(Photo/GT)
By rolling out a plan to integrate a cluster of cities located in East China, often known as the Yangtze River Delta, China is to develop this mega-regional economy into a base camp for new growth momentum, centering on high-quality manufacturing and services to fuel economic growth.
The plan is widely seen as another push by the Chinese government to drive economic growth by building up regional blocs, at a time when the country faces challenges from slowing growth and bumpy trade relations with the US.
The Yangtze River Delta integration plan covers Shanghai and the three neighboring provinces of Jiangsu, Zhejiang and Anhui, all in East China. Home to internet leaders like Alibaba, Pinduoduo and numerous smaller private companies, the region is one of the Chinese economy's crown jewels, contributing more than one-fifth of the nation's GDP in 2018.
"Through the integration plan, the Yangtze River Delta's proportion in China's total economic aggregate will increase," said Shi Jianxun, an economics professor at the School of Economics and Management of Tongji University.
According to Shi, the Yangtze River Delta will become a hub of cutting-edge technologies and high-technology enterprises, which will be converted into enormous economic benefits in the next decade.
"Just take the Shanghai-based Lingang Special Area, for example.

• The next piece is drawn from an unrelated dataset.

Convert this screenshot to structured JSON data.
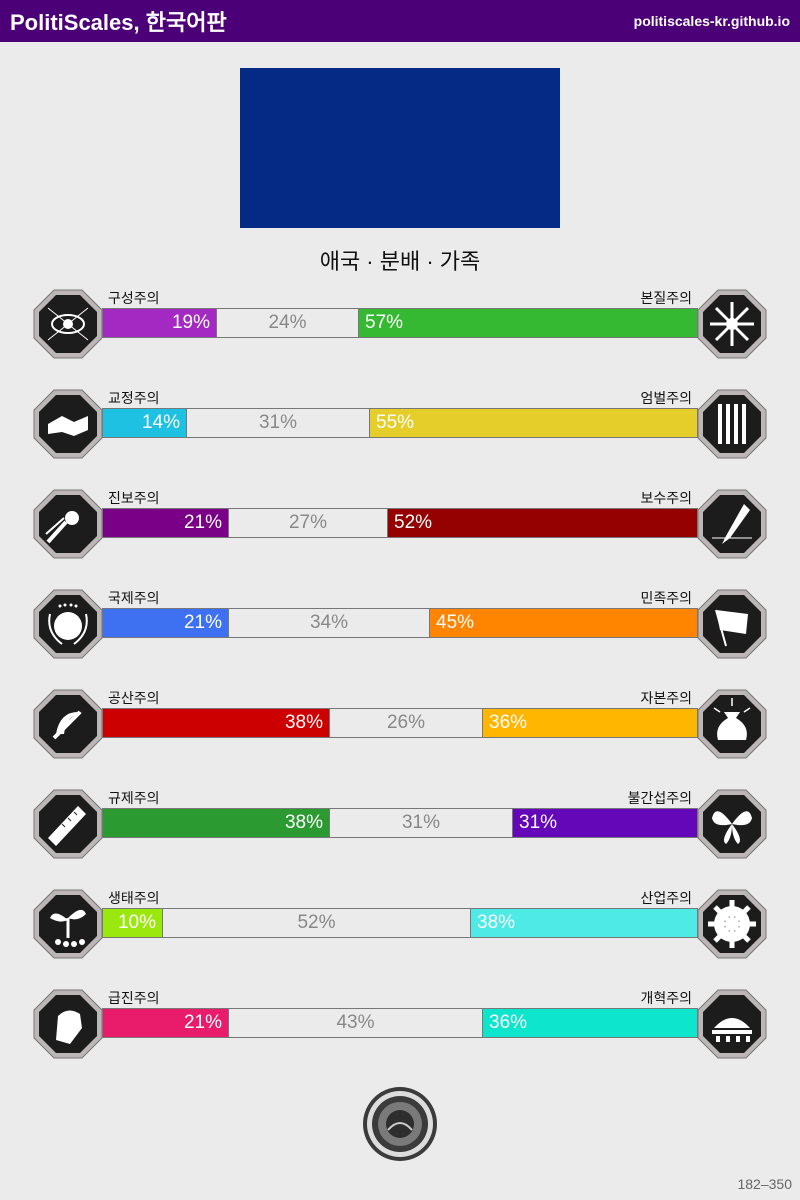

It is expected to produce billions of GDP in the next 15 years," he told the Global Times on Wednesday.
The plan specified that the region should jointly enhance its innovation abilities and make breakthroughs in key technologies. The plan also demanded that the region nurture leading enterprises with global competitiveness as well as developing the industries of the future, such as third-generation semiconductors, next-generation artificial intelligence and genetic testing.
"Local governments have already invested in large-scale scientific equipment in Shanghai and Anhui. Such government impetus, along with talent and education resources, should nurture high-tech industries," said Chen Liu, a research fellow at the Nanjing-based research institution Yangtze IDEI.
Banking on high-quality development, the Yangtze River Delta will more actively participate in global competition, experts said.
"The region will also engage in technological competition and industrial chain competition with overseas industry clusters like the Silicon Valley," said Shi.
Previously, China rolled out blueprints to integrate the Greater Bay Area consisting of Hong Kong, Macao and Guangdong in South China, as well as the Jing-Jin-Ji area consisting of Beijing, Hebei Province and Tianjin in North China.
Better cooperation
Experts said that the Yangtze integration plan will stimulate a higher level of economic cooperation in the region, speeding up industrial chain labor division while boosting cross-industry cooperation.
Chen said that the integration plan will give rise to "vertical" industry cooperation, meaning that different cities would be responsible for different links on certain industry chains based on their unique advantages.
"For example, Shanghai will be responsible for research and development, while manufacturing could be based in Jiangsu and Zhejiang," he said.
Many enterprises are already moving in this direction. Ningbo-based automobile parts company Joyson Electronic, for example, is expanding its research and manufacturing centers in the Yangtze River Delta region.
"Our company is building a research center in Shanghai to better interact and collaborate with leading vehicle makers clustered in the city," Zhang Chuanqing, head of media relations at Joyson, told the Global Times on Tuesday.
He added that being closer to Shanghai would also benefit his company, which is committed to researching and producing intelligent driving systems, as Shanghai is developing quickly in the new-energy vehicle industry.
Compared with the Greater Bay Area, the Yangtze River Delta has a wider range of mature industries and can thus intensify cross-industrial cooperation.
"For example, Hangzhou's advantages in e-commerce can help fuel manufacturing industries in Yiwu from East China's Zhejiang Province, while Shanghai's financial institutions can work with banks in Anhui to lend more support to local agricultural projects," Ye Hang, an economics professor at the College of Economics of Zhejiang University, told the Global Times.
Shi further suggested that the local governments in the area remove market barriers by unifying public services, like social security, as well as speeding up the improvement of the intra-provincial transportation network, especially in less-developed northern Jiangsu, to facilitate talent and capital flows.